Thursday, February 1, 2018

Aristotle on nationhood.

Aristotle, in the Politics, notes city-states being of the “same blood” and at one point defines city-states as “blood connections of families, brotherhoods, and common sacrifices.” Aristotle goes on to say: “A state cannot be constituted from any chance body of persons, or in any chance period of time. Most of the states which have admitted persons of another stock, either at the time of their foundation or later, have been troubled by sedition.”[1]
Blood ties ≠ “propositional nation.”

Time-honored, bedrock connection ≠ sophomoric, traitorous bullshit.

How hard is that?

Notes
[1] "The Boomer Cuckservative Interpretation of Western Civilization." By alfredwclark, Occam’s Razor, 1/23/18.

2 comments:

Joseph said...

The use of the term "cuckservative" might be due to one of the more bizarre assumptions of the "alt-right," that anybody who disagrees with them must be doing so in order to avoid being called names and can be forced in the other direction by enough name-calling.

Col. B. Bunny said...

I don't remember the exact origin of the word. I don't remember it as an invention of the alt-right but defer to your better memory. No sarcasm intended. ANYone has a better memory than I these days.

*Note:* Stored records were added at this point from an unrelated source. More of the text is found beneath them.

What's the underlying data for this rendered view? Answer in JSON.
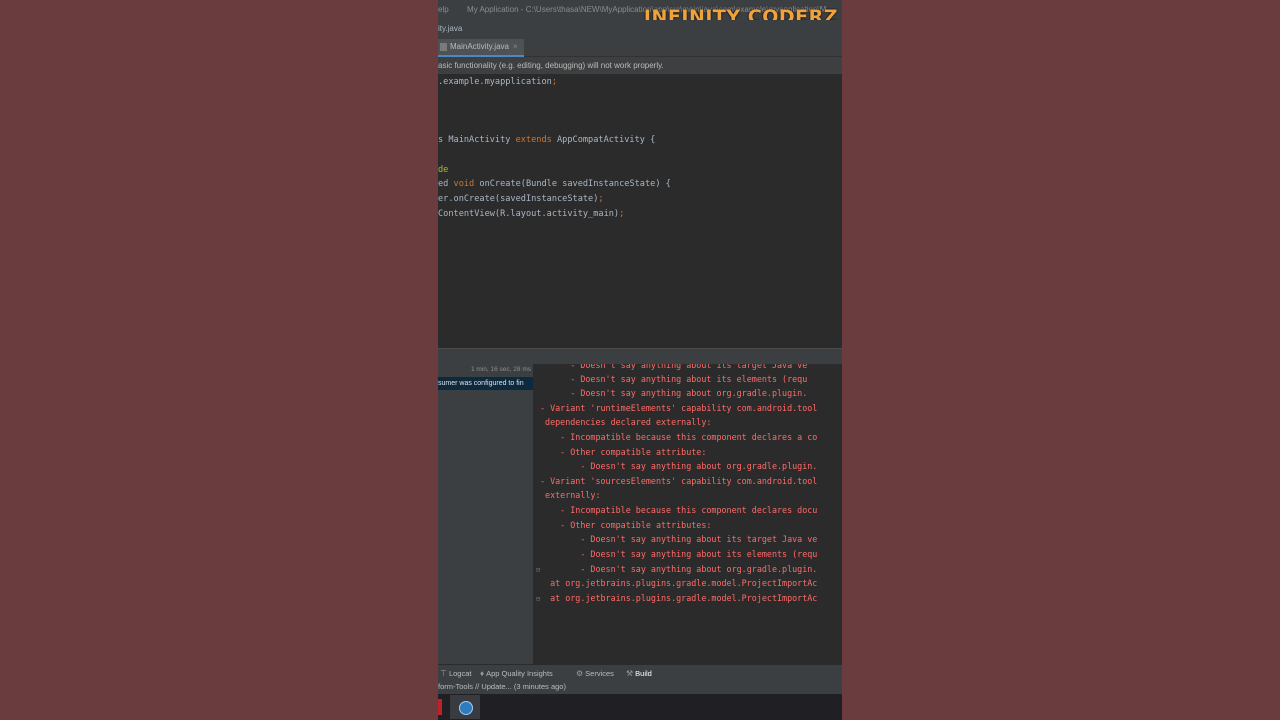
{
  "watermark": "INFINITY CODERZ",
  "titlebar": {
    "menu_help": "elp",
    "path": "My Application - C:\\Users\\thasa\\NEW\\MyApplication\\app\\src\\main\\java\\com\\example\\myapplication\\M"
  },
  "breadcrumb": "ity.java",
  "tab": {
    "label": "MainActivity.java",
    "close": "×"
  },
  "banner": "asic functionality (e.g. editing, debugging) will not work properly.",
  "code": [
    {
      "text": ".example.myapplication;"
    },
    {
      "text": "s MainActivity extends AppCompatActivity {"
    },
    {
      "text": "de"
    },
    {
      "text": "ed void onCreate(Bundle savedInstanceState) {"
    },
    {
      "text": "er.onCreate(savedInstanceState);"
    },
    {
      "text": "ContentView(R.layout.activity_main);"
    }
  ],
  "build": {
    "time": "1 min, 16 sec, 28 ms",
    "selected": "sumer was configured to fin"
  },
  "console": [
    "      - Doesn't say anything about its target Java ve",
    "      - Doesn't say anything about its elements (requ",
    "      - Doesn't say anything about org.gradle.plugin.",
    "- Variant 'runtimeElements' capability com.android.tool",
    " dependencies declared externally:",
    "    - Incompatible because this component declares a co",
    "    - Other compatible attribute:",
    "        - Doesn't say anything about org.gradle.plugin.",
    "- Variant 'sourcesElements' capability com.android.tool",
    " externally:",
    "    - Incompatible because this component declares docu",
    "    - Other compatible attributes:",
    "        - Doesn't say anything about its target Java ve",
    "        - Doesn't say anything about its elements (requ",
    "        - Doesn't say anything about org.gradle.plugin.",
    "  at org.jetbrains.plugins.gradle.model.ProjectImportAc",
    "  at org.jetbrains.plugins.gradle.model.ProjectImportAc"
  ],
  "tools": [
    {
      "label": "Logcat",
      "icon": "logcat-icon"
    },
    {
      "label": "App Quality Insights",
      "icon": "insights-icon"
    },
    {
      "label": "Services",
      "icon": "services-icon"
    },
    {
      "label": "Build",
      "icon": "hammer-icon"
    }
  ],
  "status": "form-Tools // Update... (3 minutes ago)"
}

Its primary value to me seems to be in highlighting a lack of "thumos," spiritedness. The West faces a terrible catastrophe and yet our betrayers get re-elected and walk freely among us and fear not the least retribution. That mayor in Germany, I think it was, being a delicious exception. The citizenry jumped him.

Also May and Merkel have been ever so slightly inconvenienced and Macron isn't anything except a Kushner without the bulletproof vest.